Photo: Cushing Village.

Will the final chapter of the saga known as Cushing Village be written tonight?

Or will the Belmont Board of Selectmen and national developer Toll Brothers go down to the last few days before striking a deal on the cusp of a late August deadline?

Answering the question will occur at the Selectmen meeting on Monday afternoon, Aug. 8, as the three-member board, will discuss and possibly vote on a series of amendments to the joint development agreement and other documents concerning the $80 million three-building project in the heart of Cushing Square.

As of this weekend, a final deal between town and developer is “close,” according to one Belmont selectman.

But, said Selectman Chair Mark Paolillo on Sunday, “I don’t know if it will be done by [Monday’s meeting.]”

“We still haven’t gotten the [joint development] documents back [from Toll Brothers],” he said. 

With a deadline of Aug. 26 for both sides to agree to a purchase and sale of the municipal parking lot adjacent to Trapelo Road, time is running short in finding consensus on a final agreement between the town and Toll.

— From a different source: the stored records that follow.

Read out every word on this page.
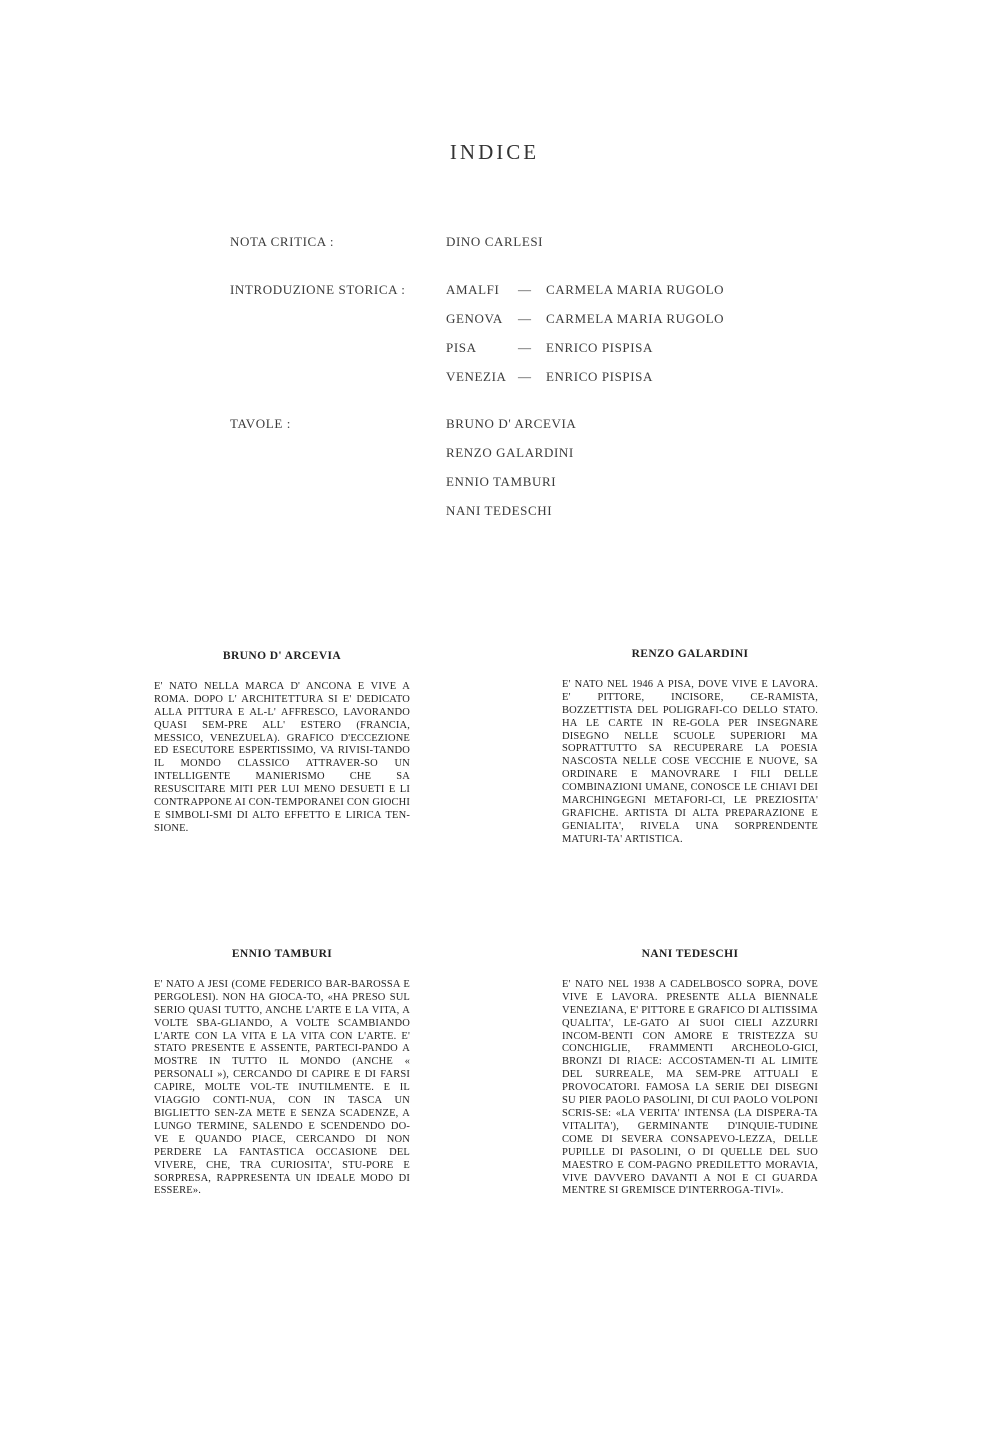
INDICE
NOTA CRITICA :	DINO CARLESI
INTRODUZIONE STORICA :	AMALFI	—	CARMELA MARIA RUGOLO
GENOVA	—	CARMELA MARIA RUGOLO
PISA	—	ENRICO PISPISA
VENEZIA —	ENRICO PISPISA
TAVOLE :	BRUNO D' ARCEVIA
RENZO GALARDINI
ENNIO TAMBURI
NANI TEDESCHI
BRUNO D' ARCEVIA

E' NATO NELLA MARCA D' ANCONA E VIVE A ROMA. DOPO L' ARCHITETTURA SI E' DEDICATO ALLA PITTURA E AL-L' AFFRESCO, LAVORANDO QUASI SEM-PRE ALL' ESTERO (FRANCIA, MESSICO, VENEZUELA). GRAFICO D'ECCEZIONE ED ESECUTORE ESPERTISSIMO, VA RIVISI-TANDO IL MONDO CLASSICO ATTRAVER-SO UN INTELLIGENTE MANIERISMO CHE SA RESUSCITARE MITI PER LUI MENO DESUETI E LI CONTRAPPONE AI CON-TEMPORANEI CON GIOCHI E SIMBOLI-SMI DI ALTO EFFETTO E LIRICA TEN-SIONE.

RENZO GALARDINI

E' NATO NEL 1946 A PISA, DOVE VIVE E LAVORA. E' PITTORE, INCISORE, CE-RAMISTA, BOZZETTISTA DEL POLIGRAFI-CO DELLO STATO. HA LE CARTE IN RE-GOLA PER INSEGNARE DISEGNO NELLE SCUOLE SUPERIORI MA SOPRATTUTTO SA RECUPERARE LA POESIA NASCOSTA NELLE COSE VECCHIE E NUOVE, SA ORDINARE E MANOVRARE I FILI DELLE COMBINAZIONI UMANE, CONOSCE LE CHIAVI DEI MARCHINGEGNI METAFORI-CI, LE PREZIOSITA' GRAFICHE. ARTISTA DI ALTA PREPARAZIONE E GENIALITA', RIVELA UNA SORPRENDENTE MATURI-TA' ARTISTICA.

ENNIO TAMBURI

E' NATO A JESI (COME FEDERICO BAR-BAROSSA E PERGOLESI). NON HA GIOCA-TO, «HA PRESO SUL SERIO QUASI TUTTO, ANCHE L'ARTE E LA VITA, A VOLTE SBA-GLIANDO, A VOLTE SCAMBIANDO L'ARTE CON LA VITA E LA VITA CON L'ARTE. E' STATO PRESENTE E ASSENTE, PARTECI-PANDO A MOSTRE IN TUTTO IL MONDO (ANCHE « PERSONALI »), CERCANDO DI CAPIRE E DI FARSI CAPIRE, MOLTE VOL-TE INUTILMENTE. E IL VIAGGIO CONTI-NUA, CON IN TASCA UN BIGLIETTO SEN-ZA METE E SENZA SCADENZE, A LUNGO TERMINE, SALENDO E SCENDENDO DO-VE E QUANDO PIACE, CERCANDO DI NON PERDERE LA FANTASTICA OCCASIONE DEL VIVERE, CHE, TRA CURIOSITA', STU-PORE E SORPRESA, RAPPRESENTA UN IDEALE MODO DI ESSERE».

NANI TEDESCHI

E' NATO NEL 1938 A CADELBOSCO SOPRA, DOVE VIVE E LAVORA. PRESENTE ALLA BIENNALE VENEZIANA, E' PITTORE E GRAFICO DI ALTISSIMA QUALITA', LE-GATO AI SUOI CIELI AZZURRI INCOM-BENTI CON AMORE E TRISTEZZA SU CONCHIGLIE, FRAMMENTI ARCHEOLO-GICI, BRONZI DI RIACE: ACCOSTAMEN-TI AL LIMITE DEL SURREALE, MA SEM-PRE ATTUALI E PROVOCATORI. FAMOSA LA SERIE DEI DISEGNI SU PIER PAOLO PASOLINI, DI CUI PAOLO VOLPONI SCRIS-SE: «LA VERITA' INTENSA (LA DISPERA-TA VITALITA'), GERMINANTE D'INQUIE-TUDINE COME DI SEVERA CONSAPEVO-LEZZA, DELLE PUPILLE DI PASOLINI, O DI QUELLE DEL SUO MAESTRO E COM-PAGNO PREDILETTO MORAVIA, VIVE DAVVERO DAVANTI A NOI E CI GUARDA MENTRE SI GREMISCE D'INTERROGA-TIVI».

“It really is one minor but important issue that needs to be resolved,” said Paolillo, who would not reveal what is the sticking point other than said it has to do with finances. . 

Paolillo said the board is “holding firm” that there will be no significant changes to the joint development agreement between the town and developer. 

The Horsham, Penn.-based company did not return calls for comment.

Toll Brothers purchased the parking lot’s development rights and two adjacent land parcels from the original owner, Smith Legacy Partners, on March 14. Since 2009, Smith Legacy shepherd the project through the permitting process and appeared ready to begin construction on the structure with 115 condominiums, 230 parking spaces and nearly 40,000 sq.-ft of shops in 2013 but could never secure the financing necessary to start construction.

Belmont’s selectmen voted unanimously on March 22 to approve a one-time only extension of the purchase and sale agreement to Aug. 26 for the sale of the municipal parking lot at the corner of Williston and Trapelo roads. As part of the deal, Toll agreed to pay the town $1 million for the parking lot and an additional $150,000 in fees to complete the transfer.

In March, Bill Lovett, senior development manager at Toll’s Apartment Living subsidiary, said the extension would allow the firm to do its due diligence of the property before committing to developing the site.

Lovett told the board it is taking the project “as is” with no plans to ask for changes to the massing and basic design that the Planning Board took 18 months to create in July 2013.

In the little more than four months since the extension, a deal once described by the former owner’s attorney who dubbed the agreement “complicated.” 

While it appears the selectmen and Toll Brothers are willing to take the negotiations to the board’s Aug. 22 meeting – only four days from the self-imposed deadline – Paolillo said: “both sides want this to go through.” 

“I know that [Belmont Town Counsel] George [Hall] is going through the documents which may mean we’ll have something to agree to in principal on Monday,” said Paolillo. 

“I really think we are going to be fine,” he said.